Back in summer 2005, when we moved in, Brian was the first to appreciate the virtues of Mr. G. Though a confirmed resident of the "Show-Me State", a skeptic, Mr. G is not from Missouri, but he does remind Brian of the best traits of his two grandfathers. Mr. G doesn't believe in evolution - or dinosaur bones, or people landing on the moon - which you'd might think would be a problem when he lives next door to an evolutionary biologist.
But Brian knows better, knows that good skepticism is actually close akin to what he does at work all day himself. So a mutual respect developed, and the girls and I were soon in on it too, partly because I respect anyone who spends his days outside enjoying the scenery, doing his own yardwork: grass, leaves, and snow all three. I respect him because his teenage grandson lived with him a couple of summers. And I like Mrs. G because she's just sweet, nice as can be to the girls and out walking with a broom for support whenever she can. Mr. G is the neighbor who loans his tools when he sees Brian might need one, without being asked. We talk about gardening together, potatoes and tomatoes, and about raking leaves without leaf blowers.
This fall, Mr. G got shingles. We couldn't tell at first, because when we talked to him he kept on seeming cheerfully skeptical.
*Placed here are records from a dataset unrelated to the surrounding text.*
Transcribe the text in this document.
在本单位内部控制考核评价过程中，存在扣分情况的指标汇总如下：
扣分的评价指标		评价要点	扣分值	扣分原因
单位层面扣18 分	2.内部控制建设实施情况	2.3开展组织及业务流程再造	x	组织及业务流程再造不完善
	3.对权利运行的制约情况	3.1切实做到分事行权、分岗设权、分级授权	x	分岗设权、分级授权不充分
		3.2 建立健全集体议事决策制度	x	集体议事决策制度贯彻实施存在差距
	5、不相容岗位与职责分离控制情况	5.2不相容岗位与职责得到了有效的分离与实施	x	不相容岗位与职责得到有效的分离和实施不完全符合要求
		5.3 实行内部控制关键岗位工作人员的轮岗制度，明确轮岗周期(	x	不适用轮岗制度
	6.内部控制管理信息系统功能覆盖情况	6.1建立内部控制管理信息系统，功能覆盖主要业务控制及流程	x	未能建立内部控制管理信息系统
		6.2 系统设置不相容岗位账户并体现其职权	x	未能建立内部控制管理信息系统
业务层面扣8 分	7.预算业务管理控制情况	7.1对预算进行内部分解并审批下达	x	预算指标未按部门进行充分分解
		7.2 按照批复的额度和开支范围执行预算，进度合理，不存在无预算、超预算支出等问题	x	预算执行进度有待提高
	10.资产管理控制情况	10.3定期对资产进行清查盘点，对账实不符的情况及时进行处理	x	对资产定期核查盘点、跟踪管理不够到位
Eventually, though, we noticed he was hardly out at all - his driveway remaining snow-covered for a day or two instead of his customary hour.
So before tonight, I hadn't even asked Mr. G if he would come to our hearing. I thought - we all thought, though silently - that this would be too much to ask, and that if he wasn't well, the zoning board would have to take his silence for support.
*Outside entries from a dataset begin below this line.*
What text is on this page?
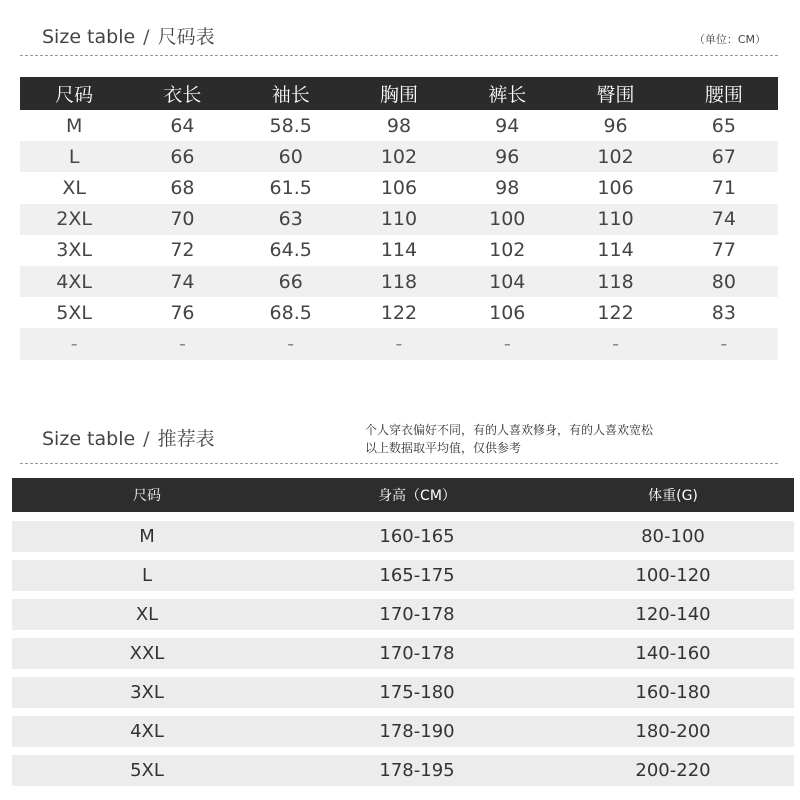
Size table / 尺码表	（单位：CM）
尺码	衣长	袖长	胸围	裤长	臀围	腰围
M	64	58.5	98	94	96	65
L	66	60	102	96	102	67
XL	68	61.5	106	98	106	71
2XL	70	63	110	100	110	74
3XL	72	64.5	114	102	114	77
4XL	74	66	118	104	118	80
5XL	76	68.5	122	106	122	83
-	-	-	-	-	-	-
Size table / 推荐表	个人穿衣偏好不同，有的人喜欢修身，有的人喜欢宽松
以上数据取平均值，仅供参考
尺码	身高（CM）	体重(G)
M	160-165	80-100
L	165-175	100-120
XL	170-178	120-140
XXL	170-178	140-160
3XL	175-180	160-180
4XL	178-190	180-200
5XL	178-195	200-220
Anyway, we ended up with a lot of supporters: Amy and Adam and children (a courageous act, taking 3 children to a town zoning hearing); the family who chicken-sat for us over the holidays; a dad who lives across the street; Shelly, chicken-keeper herself from across the river, a brand-new friend who came just because I asked. A local (zoned agricultural) cattle farmer came, and gave me his card afterward, offering to take in our manure to his zone-certified composting operation if we had an issue. Our lawyer came, as a friend and civilian, just to listen to the action in case of future need, and I hope she won't be offended if she is paid in the style of old-fashioned community service people, with a couple of eggs from our best laying hens.
But no question, the star of the evening was Mr. G, who charmed the Zoning Board with his jokes about his own hearing loss, and then explained how his bedroom window is 30 yards from the coop, and he can't see them through the trees, and how no other neighbors have a right to an objection because they can't see the coop at all. He said he's lived here 45 years, and he thinks these chickens aren't causing anybody any harm, and he thinks we should get to keep them.
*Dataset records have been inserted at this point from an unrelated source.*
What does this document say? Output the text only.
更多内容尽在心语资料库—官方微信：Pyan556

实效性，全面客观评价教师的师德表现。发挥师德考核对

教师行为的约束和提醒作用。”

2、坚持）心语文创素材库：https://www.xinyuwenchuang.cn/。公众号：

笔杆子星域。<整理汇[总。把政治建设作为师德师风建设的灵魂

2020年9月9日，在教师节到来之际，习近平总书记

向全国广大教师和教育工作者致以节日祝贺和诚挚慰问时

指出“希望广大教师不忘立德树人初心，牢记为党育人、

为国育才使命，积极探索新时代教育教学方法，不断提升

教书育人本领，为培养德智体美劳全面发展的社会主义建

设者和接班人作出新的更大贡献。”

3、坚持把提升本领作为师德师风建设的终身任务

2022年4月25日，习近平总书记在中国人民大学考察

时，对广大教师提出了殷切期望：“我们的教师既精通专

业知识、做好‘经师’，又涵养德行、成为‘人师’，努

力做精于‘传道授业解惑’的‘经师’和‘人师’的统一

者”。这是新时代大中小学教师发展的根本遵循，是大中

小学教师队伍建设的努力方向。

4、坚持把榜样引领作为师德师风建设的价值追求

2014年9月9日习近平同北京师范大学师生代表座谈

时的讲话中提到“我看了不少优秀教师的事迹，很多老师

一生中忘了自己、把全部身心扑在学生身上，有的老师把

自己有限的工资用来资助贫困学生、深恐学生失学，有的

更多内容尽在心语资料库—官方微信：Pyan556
The vote was 2-1 in favor of our variance. Chickens are still not broadly allowed in O'Hara township; a variance would technically be required for any coop. I don't think we could have gotten a 3-0 vote, ever - zoning member 3 was determined to keep O'Hara R-2 safe from livestock, period. He wasn't nasty about it, but he was determined, no question. And I in no way imagine that the other two votes were categorical approval, either - they were fine with *our* coop, with exactly 4 chickens in it, in this particular location. They warned us that they knew more requests would be coming, and that we needed to maintain a model coop to make this work. The summary comment was "Now if anyone comes to us next with a pet cow, the answer is going to be 'No'."
As it turned out, what we needed was exactly what we got: 2 out of 3 votes, from 3 gentlemen of a certain age, with the weight of township history and esteem behind them. And tonight, thanks to one highly respectable gentleman, Mr. G, we have 2 happy daughters and 4 legal chickens roosting peacefully in their backyard coop.